Movies and tv shows are a little different. There are tons of free sketchy sites, but I prefer the obvious Netflix, which doesn't work in Japan without a bit of sorcery. If you can't wait until June 2015, then you can get Strong VPN service to fool Netflix.com into thinking you're in the US. I've been a Prime Instant Video member for 3 years now, and their streaming tv and movie service has finally started taking itself seriously. You also need the aforementioned VPN service, but the selection is pretty good!

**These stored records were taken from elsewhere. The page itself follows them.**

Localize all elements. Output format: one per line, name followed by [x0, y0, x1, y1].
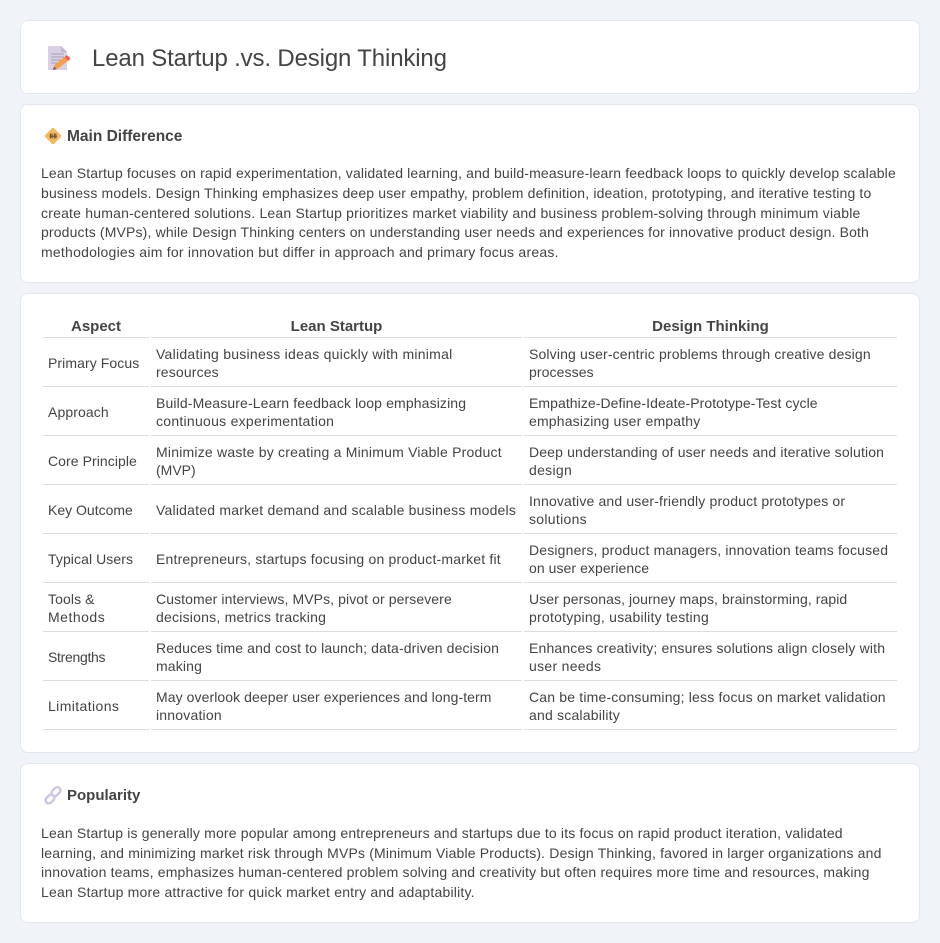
row: tools and methods: decisions, metrics tracking: [156, 609, 326, 625]
row: typical users: Designers, product managers, innovation teams focused: [529, 542, 888, 558]
table header: Lean Startup: [291, 318, 382, 335]
icon: memo with pencil: [48, 46, 70, 70]
text block: main difference: methodologies aim for innovation but differ in approach and primary focus areas.: [41, 244, 559, 260]
row: approach: Empathize-Define-Ideate-Prototype-Test cycle: [529, 395, 818, 411]
row: strengths: user needs: [529, 658, 601, 674]
heading: popularity: Popularity: [67, 787, 140, 804]
title: Lean Startup .vs. Design Thinking: [92, 45, 447, 72]
text block: popularity: [41, 825, 882, 900]
row: strengths: Enhances creativity; ensures solutions align closely with: [529, 640, 885, 656]
row: key outcome: Key Outcome: [48, 502, 133, 518]
row: primary focus: processes: [529, 364, 594, 380]
row: core principle: (MVP): [156, 462, 196, 478]
row: limitations: [43, 689, 897, 730]
row: core principle: Deep understanding of user needs and iterative solution: [529, 444, 884, 460]
row: primary focus: resources: [156, 364, 219, 380]
row: typical users: on user experience: [529, 560, 649, 576]
row: strengths: [43, 640, 897, 681]
text block: main difference: Lean Startup focuses on rapid experimentation, validated learning, and build-measure-learn feedback loops to quickly develop scalable: [41, 165, 896, 181]
row: key outcome: Validated market demand and scalable business models: [156, 502, 516, 518]
row: strengths: Reduces time and cost to launch; data-driven decision: [156, 640, 499, 656]
row: primary focus: Validating business ideas quickly with minimal: [156, 346, 452, 362]
row: core principle: design: [529, 462, 572, 478]
row: key outcome: [43, 493, 897, 534]
row: approach: Approach: [48, 404, 109, 420]
row: limitations: Limitations: [48, 698, 119, 714]
text block: main difference: [41, 165, 896, 260]
panel: header: [20, 20, 920, 94]
row: approach: emphasizing user empathy: [529, 413, 700, 429]
text block: main difference: create human-centered solutions. Lean Startup prioritizes market viability and business problem-solving through minimum viable: [41, 205, 861, 221]
row: strengths: making: [156, 658, 202, 674]
icon: chain link: [44, 786, 62, 805]
row: core principle: [43, 444, 897, 485]
row: limitations: and scalability: [529, 707, 620, 723]
row: limitations: Can be time-consuming; less focus on market validation: [529, 689, 886, 705]
row: core principle: Core Principle: [48, 453, 137, 469]
row: typical users: Entrepreneurs, startups focusing on product-market fit: [156, 551, 501, 567]
row: approach: [43, 395, 897, 436]
row: tools and methods: prototyping, usability testing: [529, 609, 709, 625]
row: limitations: innovation: [156, 707, 222, 723]
heading: main difference: Main Difference: [67, 128, 182, 145]
row: approach: continuous experimentation: [156, 413, 334, 429]
row: tools and methods: [43, 591, 897, 632]
row: typical users: Typical Users: [48, 551, 133, 567]
text block: popularity: learning, and minimizing market risk through MVPs (Minimum Viable Products). Design Thinking, favored in larger organizations and: [41, 845, 882, 861]
comparison table: [43, 318, 897, 730]
row: tools and methods: Methods: [48, 609, 105, 625]
icon: warning diamond: [44, 128, 62, 144]
text block: main difference: products (MVPs), while Design Thinking centers on understanding user needs and experiences for innovative product design. Both: [41, 224, 869, 240]
row: tools and methods: Tools &: [48, 591, 95, 607]
row: core principle: Minimize waste by creating a Minimum Viable Product: [156, 444, 502, 460]
row: primary focus: [43, 346, 897, 387]
panel: main difference: [20, 104, 920, 283]
row: strengths: Strengths: [48, 649, 105, 665]
row: typical users: [43, 542, 897, 583]
row: primary focus: Primary Focus: [48, 355, 139, 371]
text block: popularity: Lean Startup is generally more popular among entrepreneurs and startups due to its focus on rapid product iteration, validated: [41, 825, 843, 841]
row: key outcome: Innovative and user-friendly product prototypes or: [529, 493, 845, 509]
row: key outcome: solutions: [529, 511, 587, 527]
row: limitations: May overlook deeper user experiences and long-term: [156, 689, 492, 705]
text block: popularity: innovation teams, emphasizes human-centered problem solving and creativity but often requires more time and resources, making: [41, 864, 870, 880]
row: primary focus: Solving user-centric problems through creative design: [529, 346, 871, 362]
text block: main difference: business models. Design Thinking emphasizes deep user empathy, problem definition, ideation, prototyping, and iterative testing to: [41, 185, 871, 201]
row: approach: Build-Measure-Learn feedback loop emphasizing: [156, 395, 466, 411]
text block: popularity: Lean Startup more attractive for quick market entry and adaptability.: [41, 884, 475, 900]
table header: [43, 318, 897, 338]
table header: Aspect: [71, 318, 121, 335]
row: tools and methods: Customer interviews, MVPs, pivot or persevere: [156, 591, 452, 607]
panel: comparison table: [20, 293, 920, 753]
table header: Design Thinking: [652, 318, 769, 335]
panel: popularity: [20, 763, 920, 923]
row: tools and methods: User personas, journey maps, brainstorming, rapid: [529, 591, 847, 607]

Entertainment: playing. I have paid full price for 3 new games in the last 2 years. Otherwise, I buy used. I used to buy new and preserve the case and then I started traveling a lot. That gets expensive, the shit gets shoved in a box and there's water damage and xyz, it's just not worth it to me.

Also, the disturbing trend of (American) companies releasing unfinished games means that paying full price is riskier than waiting until someone sells it on Craigslist (a week later sometimes!) Sometimes you get lucky and Dell decides to sell the game with a big ass coupon. I just got $25 back on the $40 Zelda: Majora's Mask remake.

Shoutout to PlayStation Plus for having monthly free games. I am sitting on 80 games, downloaded free after having the service for 4 years.

Utilities. I live in a tiny apartment in an old building, and that may be the hardest thing to control. I am still appalled that Ballardians pay $1400 for 2-bedroom apartments, but it's a nice place to live! One of the things I DO have control over is using a prepaid cell phone. I have a tablet and use wifi when I can (Starbucks and 7-11 in Japan), and otherwise have to top up my prepaid phone $30 every 60 days. Most of you probably spend $50 or so per month for the convenience. There are alternatives!

When I live in the States again, I'm looking to try Freedom Wireless, which looks to be either free or $20/month for a slightly limited smart phone. That kind of change is worth it for me.

Shopping: Amazon. I am an unabashed fan of Amazon, and it works just as well in Japan. I stay away from department stores, which in Japan are mostly women's clothing/cosmetics shops anyway. "Sale" means they're lying to you.


TL,DR; Cooking for myself, biking, drinking at convenience stores, using prepaid phone service, Amazon and buying used is what allows me to sock away dat sweet 50!